Ashish Manchharam, regional director of investments at JLL, noted that places such as Club Street and Duxton Hill command higher than the average CBD price psf due to a concentration of food and beverage outlets resulting in high customer traffic, which commands higher rental rates.
Ground-floor space leased to F&B outlets has been the key driver for rent yields, says Simon Monteiro, director at Historical Land, a boutique property agency specialising in shophouses. "One year ago, ground-floor F&B space in the Duxton area could fetch $7-8 psf monthly rent; now it is $10-13 psf," he added.
On the whole, however, property yields for shophouses have fallen as their rents, especially for offices on upper floors, have not risen in tandem with prices, added Mr Monteiro. "Gross rent yields are now 2-3 per cent, down from 3.5 to 4 per cent a year ago," he added.
Sammi Lim, associate director of investment properties at CBRE, said: "There is a growing trend of buyers looking at a row of shophouses as they provide greater flexibility for usage - be it for F&B or offices."
Besides those in the F&B and hotel trades, said Savills Singapore deputy managing director Steven Ming, shophouse buyers include high net worth (local and foreign) individuals and families who are increasingly looking at real estate to fulfil their wealth preservation strategies.
"Shophouses allow the investor to participate in the office market rent growth story without having to fork out large sums acquiring office blocks.
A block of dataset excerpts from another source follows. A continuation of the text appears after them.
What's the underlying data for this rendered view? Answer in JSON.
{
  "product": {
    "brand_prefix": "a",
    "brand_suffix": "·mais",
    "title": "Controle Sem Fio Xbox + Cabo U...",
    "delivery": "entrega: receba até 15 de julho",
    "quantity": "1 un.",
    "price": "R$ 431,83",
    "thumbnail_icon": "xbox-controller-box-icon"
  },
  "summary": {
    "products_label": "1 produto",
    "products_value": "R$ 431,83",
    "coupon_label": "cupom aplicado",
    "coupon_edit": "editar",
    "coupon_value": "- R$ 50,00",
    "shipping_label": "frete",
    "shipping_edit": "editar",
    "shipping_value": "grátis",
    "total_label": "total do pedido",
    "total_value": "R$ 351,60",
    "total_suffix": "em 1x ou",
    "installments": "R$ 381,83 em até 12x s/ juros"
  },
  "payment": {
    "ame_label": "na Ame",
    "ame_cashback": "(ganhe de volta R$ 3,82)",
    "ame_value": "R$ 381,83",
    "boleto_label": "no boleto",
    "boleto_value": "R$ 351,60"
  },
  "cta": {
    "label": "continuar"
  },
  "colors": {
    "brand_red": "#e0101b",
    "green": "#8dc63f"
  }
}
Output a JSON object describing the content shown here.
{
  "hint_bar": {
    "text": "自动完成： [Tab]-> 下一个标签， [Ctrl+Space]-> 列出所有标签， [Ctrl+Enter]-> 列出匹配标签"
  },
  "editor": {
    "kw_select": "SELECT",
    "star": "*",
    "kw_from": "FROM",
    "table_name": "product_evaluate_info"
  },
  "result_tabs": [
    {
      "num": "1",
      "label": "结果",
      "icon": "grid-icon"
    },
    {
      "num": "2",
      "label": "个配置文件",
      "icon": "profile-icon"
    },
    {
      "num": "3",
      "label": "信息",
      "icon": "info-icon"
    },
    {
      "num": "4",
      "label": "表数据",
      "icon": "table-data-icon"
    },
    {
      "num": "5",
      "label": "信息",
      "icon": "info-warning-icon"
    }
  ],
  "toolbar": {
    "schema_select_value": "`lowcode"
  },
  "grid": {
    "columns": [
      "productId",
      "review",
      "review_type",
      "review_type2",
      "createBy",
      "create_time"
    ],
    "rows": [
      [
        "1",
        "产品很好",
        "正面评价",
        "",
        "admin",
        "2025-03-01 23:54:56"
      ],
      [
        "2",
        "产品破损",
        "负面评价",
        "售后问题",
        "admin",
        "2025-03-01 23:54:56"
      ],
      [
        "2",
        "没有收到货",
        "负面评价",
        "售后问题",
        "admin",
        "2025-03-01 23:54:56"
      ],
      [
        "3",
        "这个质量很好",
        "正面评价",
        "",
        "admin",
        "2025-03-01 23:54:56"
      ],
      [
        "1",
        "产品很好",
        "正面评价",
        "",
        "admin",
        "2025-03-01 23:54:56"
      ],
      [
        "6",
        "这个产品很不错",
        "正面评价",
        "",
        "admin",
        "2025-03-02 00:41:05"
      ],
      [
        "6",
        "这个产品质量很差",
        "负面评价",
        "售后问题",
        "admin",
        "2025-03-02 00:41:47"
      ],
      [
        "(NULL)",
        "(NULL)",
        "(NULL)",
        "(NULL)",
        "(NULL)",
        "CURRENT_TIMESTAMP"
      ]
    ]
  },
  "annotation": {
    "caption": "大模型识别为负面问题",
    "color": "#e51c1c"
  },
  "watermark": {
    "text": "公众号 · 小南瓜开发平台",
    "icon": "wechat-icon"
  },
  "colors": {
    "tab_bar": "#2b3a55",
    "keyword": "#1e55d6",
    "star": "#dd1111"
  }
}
Morever, buying conservation shophouses, each a unique property with its own history, is often likened to buying a piece of art.
"And the characteristics of investing in a shophouse and Good Class Bungalow are quite similar: despite low yields, they continue to enjoy investment demand because of limited supply. However, investing in shophouses is even better - as additional buyer's stamp duty and seller's stamp duty do not apply for shophouses that are on sites zoned for commercial use," said Mr Ming.
While transacted shophouse prices have not eased, a seasoned investor acknowledged that owners have had to adjust downwards their price expectations by about 10 per cent from a year ago.
Agents predict that transactions will remain slow for the rest of the year, with prices likely to hold.
Mr Manchharam predicts a full-year 2014 figure of around $400-500 million - less than half of last year's. "Due to lower volume and liquidity in the market at present, there may be limited capital value growth in the short to medium term. However, we do not expect prices to decrease, as most shophouses are typically held by individuals and private investors with a long-term investment horizon and they have the ability to hold."
Agreeing, Knight Frank's Ms Sai added: "You do not have new stock piling up, unlike the residential market."
High prices, said Mr Monteiro, will also put a lid on transaction activity. While some ultra-rich buyers are prepared to pay very high asking prices for unique shophouses, these are more of an emotional buy, like antiques.
"In general, shophouses above $3,000 psf on GFA are not moving as the gross yields work out to below 2 per cent; most buyers can't justify paying such prices.
"We'll have to see buyers getting better rental yields before we can see a more active market. Properties with good visibility such as corner units in prime locations are more likely to attract F&B groups. Restaurants, good quality wine/entertainment bars and other premium lifestyle offerings will help push rental yields to make it viable for prospective buyers to bite."